Abstract

Abstract Pancreatic ductal adenocarcinoma (PDAC) is an aggressive malignancy characterized by a heterogeneous tumor microenvironment (TME) that is enriched with cancer associated fibroblasts (CAFs) 1 . Cell-cell interactions involving these CAFs promote an immunosuppressive phenotype with altered inflammatory gene expression. While single-cell transcriptomics provides a tool to dissect the complex intercellular pathways that regulate cancer-associated inflammation in human tumors, complementary experimental systems for mechanistic validation remain limited.
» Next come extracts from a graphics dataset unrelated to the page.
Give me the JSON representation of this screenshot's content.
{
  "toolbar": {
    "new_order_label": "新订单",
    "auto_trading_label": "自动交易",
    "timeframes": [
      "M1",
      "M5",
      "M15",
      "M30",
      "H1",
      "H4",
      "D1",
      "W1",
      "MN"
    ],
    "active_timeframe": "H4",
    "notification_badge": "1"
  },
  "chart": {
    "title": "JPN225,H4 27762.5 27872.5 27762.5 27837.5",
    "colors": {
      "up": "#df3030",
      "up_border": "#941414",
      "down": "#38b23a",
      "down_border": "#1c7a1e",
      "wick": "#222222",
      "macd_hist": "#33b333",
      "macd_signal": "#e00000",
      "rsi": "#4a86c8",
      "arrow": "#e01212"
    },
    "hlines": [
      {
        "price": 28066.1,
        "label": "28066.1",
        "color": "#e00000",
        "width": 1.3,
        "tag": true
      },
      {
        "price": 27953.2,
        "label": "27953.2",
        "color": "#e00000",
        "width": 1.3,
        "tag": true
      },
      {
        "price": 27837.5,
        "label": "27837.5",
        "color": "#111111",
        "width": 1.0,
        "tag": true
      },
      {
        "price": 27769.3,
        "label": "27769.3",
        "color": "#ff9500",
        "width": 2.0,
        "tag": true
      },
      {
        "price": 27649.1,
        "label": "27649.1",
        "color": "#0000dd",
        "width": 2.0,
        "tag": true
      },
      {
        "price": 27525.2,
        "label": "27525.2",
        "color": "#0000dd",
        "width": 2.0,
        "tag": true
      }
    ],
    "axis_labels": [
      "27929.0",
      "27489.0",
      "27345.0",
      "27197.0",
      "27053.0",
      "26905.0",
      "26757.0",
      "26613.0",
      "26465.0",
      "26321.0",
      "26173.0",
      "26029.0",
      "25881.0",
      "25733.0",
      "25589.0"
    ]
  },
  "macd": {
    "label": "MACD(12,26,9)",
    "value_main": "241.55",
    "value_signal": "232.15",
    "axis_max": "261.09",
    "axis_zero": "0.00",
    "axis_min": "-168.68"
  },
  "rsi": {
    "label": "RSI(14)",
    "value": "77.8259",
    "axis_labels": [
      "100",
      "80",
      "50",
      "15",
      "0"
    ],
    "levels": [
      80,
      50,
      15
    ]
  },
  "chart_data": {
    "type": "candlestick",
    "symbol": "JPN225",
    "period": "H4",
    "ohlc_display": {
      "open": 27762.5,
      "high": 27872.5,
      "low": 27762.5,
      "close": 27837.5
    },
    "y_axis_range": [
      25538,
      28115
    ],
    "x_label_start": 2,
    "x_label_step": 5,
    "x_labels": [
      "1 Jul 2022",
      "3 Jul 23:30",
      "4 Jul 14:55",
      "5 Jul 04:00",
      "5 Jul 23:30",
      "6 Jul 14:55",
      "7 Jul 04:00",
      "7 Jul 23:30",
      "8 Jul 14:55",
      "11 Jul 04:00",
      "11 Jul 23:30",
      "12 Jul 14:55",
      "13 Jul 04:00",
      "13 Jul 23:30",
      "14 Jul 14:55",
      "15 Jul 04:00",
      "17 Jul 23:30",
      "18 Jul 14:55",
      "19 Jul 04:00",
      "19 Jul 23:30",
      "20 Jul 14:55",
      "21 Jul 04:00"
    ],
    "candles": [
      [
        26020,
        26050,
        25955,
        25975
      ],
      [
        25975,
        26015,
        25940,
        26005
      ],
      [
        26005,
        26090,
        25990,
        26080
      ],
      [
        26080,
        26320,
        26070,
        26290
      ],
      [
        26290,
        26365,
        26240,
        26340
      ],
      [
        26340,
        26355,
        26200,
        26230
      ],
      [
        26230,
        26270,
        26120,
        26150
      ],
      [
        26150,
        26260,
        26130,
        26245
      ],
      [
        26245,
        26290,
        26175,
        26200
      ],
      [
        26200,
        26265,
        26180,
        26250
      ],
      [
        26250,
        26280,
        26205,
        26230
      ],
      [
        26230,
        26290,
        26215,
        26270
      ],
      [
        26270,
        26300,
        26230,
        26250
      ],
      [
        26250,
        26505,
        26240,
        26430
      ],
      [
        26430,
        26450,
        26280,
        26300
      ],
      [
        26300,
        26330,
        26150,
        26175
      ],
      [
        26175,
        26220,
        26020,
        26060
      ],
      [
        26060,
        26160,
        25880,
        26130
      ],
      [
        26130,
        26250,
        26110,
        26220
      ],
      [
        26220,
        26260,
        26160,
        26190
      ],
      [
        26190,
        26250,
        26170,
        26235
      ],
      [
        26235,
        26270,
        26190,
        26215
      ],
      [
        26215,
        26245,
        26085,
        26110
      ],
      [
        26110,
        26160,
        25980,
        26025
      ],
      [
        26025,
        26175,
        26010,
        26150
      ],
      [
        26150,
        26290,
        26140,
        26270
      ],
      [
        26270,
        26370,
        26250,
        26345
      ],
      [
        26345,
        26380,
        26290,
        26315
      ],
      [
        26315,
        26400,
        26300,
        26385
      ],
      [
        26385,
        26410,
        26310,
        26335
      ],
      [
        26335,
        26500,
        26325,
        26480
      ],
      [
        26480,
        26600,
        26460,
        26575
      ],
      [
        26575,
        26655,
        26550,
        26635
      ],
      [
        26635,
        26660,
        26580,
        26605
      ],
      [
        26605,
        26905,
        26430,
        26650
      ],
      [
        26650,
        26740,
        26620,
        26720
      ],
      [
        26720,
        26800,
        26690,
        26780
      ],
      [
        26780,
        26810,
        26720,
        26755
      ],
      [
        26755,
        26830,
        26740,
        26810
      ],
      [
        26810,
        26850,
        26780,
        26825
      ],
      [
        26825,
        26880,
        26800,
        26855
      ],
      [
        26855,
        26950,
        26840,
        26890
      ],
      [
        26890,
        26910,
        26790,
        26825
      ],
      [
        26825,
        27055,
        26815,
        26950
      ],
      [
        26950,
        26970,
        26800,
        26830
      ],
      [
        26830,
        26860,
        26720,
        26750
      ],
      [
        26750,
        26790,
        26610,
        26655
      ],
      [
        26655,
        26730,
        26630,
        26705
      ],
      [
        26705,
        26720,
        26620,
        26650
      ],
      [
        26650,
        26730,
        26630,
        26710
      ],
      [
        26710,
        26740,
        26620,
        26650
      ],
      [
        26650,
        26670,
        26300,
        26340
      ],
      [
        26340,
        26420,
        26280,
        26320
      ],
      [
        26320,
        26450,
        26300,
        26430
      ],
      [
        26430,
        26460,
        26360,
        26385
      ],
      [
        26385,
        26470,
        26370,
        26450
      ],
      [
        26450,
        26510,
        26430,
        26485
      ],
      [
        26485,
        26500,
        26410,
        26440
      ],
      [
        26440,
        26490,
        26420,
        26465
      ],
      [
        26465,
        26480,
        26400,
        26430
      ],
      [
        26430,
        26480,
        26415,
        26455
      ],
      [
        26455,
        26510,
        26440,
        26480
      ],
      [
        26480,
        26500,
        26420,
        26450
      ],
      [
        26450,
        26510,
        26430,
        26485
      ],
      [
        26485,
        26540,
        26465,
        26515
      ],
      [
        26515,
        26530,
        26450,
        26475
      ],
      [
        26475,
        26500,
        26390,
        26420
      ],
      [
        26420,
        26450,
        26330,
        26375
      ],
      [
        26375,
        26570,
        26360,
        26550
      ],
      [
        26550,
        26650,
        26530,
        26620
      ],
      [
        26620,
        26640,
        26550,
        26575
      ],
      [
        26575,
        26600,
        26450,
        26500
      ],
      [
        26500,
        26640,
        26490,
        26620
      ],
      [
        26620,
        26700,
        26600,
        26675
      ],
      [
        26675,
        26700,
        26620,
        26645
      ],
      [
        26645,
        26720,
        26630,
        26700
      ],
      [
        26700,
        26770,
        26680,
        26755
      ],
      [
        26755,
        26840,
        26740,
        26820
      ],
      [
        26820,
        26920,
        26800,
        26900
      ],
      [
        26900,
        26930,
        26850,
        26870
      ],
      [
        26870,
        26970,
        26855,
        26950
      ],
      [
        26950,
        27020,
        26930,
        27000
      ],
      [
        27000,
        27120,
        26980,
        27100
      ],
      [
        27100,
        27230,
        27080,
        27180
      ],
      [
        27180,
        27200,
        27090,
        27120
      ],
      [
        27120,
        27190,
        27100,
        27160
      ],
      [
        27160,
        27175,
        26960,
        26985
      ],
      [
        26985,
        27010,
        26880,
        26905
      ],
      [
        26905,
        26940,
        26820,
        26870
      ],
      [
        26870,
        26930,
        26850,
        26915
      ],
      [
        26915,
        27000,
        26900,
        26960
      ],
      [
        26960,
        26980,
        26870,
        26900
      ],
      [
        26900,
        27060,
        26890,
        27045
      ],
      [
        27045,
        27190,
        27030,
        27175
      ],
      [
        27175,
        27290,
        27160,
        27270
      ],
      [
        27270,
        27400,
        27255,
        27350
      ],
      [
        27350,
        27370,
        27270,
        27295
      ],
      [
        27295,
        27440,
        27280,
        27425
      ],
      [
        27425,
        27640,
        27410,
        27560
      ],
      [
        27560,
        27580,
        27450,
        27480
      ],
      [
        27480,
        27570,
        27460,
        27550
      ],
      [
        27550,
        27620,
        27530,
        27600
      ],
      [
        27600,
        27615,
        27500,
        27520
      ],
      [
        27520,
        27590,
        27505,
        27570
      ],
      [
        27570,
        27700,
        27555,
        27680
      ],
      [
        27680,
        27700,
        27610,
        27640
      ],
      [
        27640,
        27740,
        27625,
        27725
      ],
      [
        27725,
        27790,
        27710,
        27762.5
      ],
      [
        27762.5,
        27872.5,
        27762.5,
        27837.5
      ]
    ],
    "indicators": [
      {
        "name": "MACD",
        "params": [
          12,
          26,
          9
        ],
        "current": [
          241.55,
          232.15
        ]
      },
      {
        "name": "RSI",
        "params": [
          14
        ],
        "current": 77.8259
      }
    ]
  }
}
This study integrated single-cell data from human tumors and novel organoid co-cultures to study the PDAC TME. We derived a comprehensive atlas of PDAC gene expression from six published human single-cell RNA sequencing (scRNA-seq) datasets 2–7 to characterize intercellular signaling pathways between epithelial tumor cells and CAFs that regulate the inflammatory TME. Analysis of the epithelial cell compartment identified global gene expression pathways that modulate inflammatory signaling and are correlated with CAF composition. We then generated patient-derived organoid-CAF co-cultures to serve as a biological model of the cellular interactions learned from human tissue in the atlas. Transfer learning analysis to additional scRNA-seq data of this co-culture system and mechanistic experiments confirmed the epithelial response to fibroblast signaling. This bidirectional approach of complementary computational and in vitro applications provides a framework for future studies identifying important mechanisms of intercellular interactions in PDAC.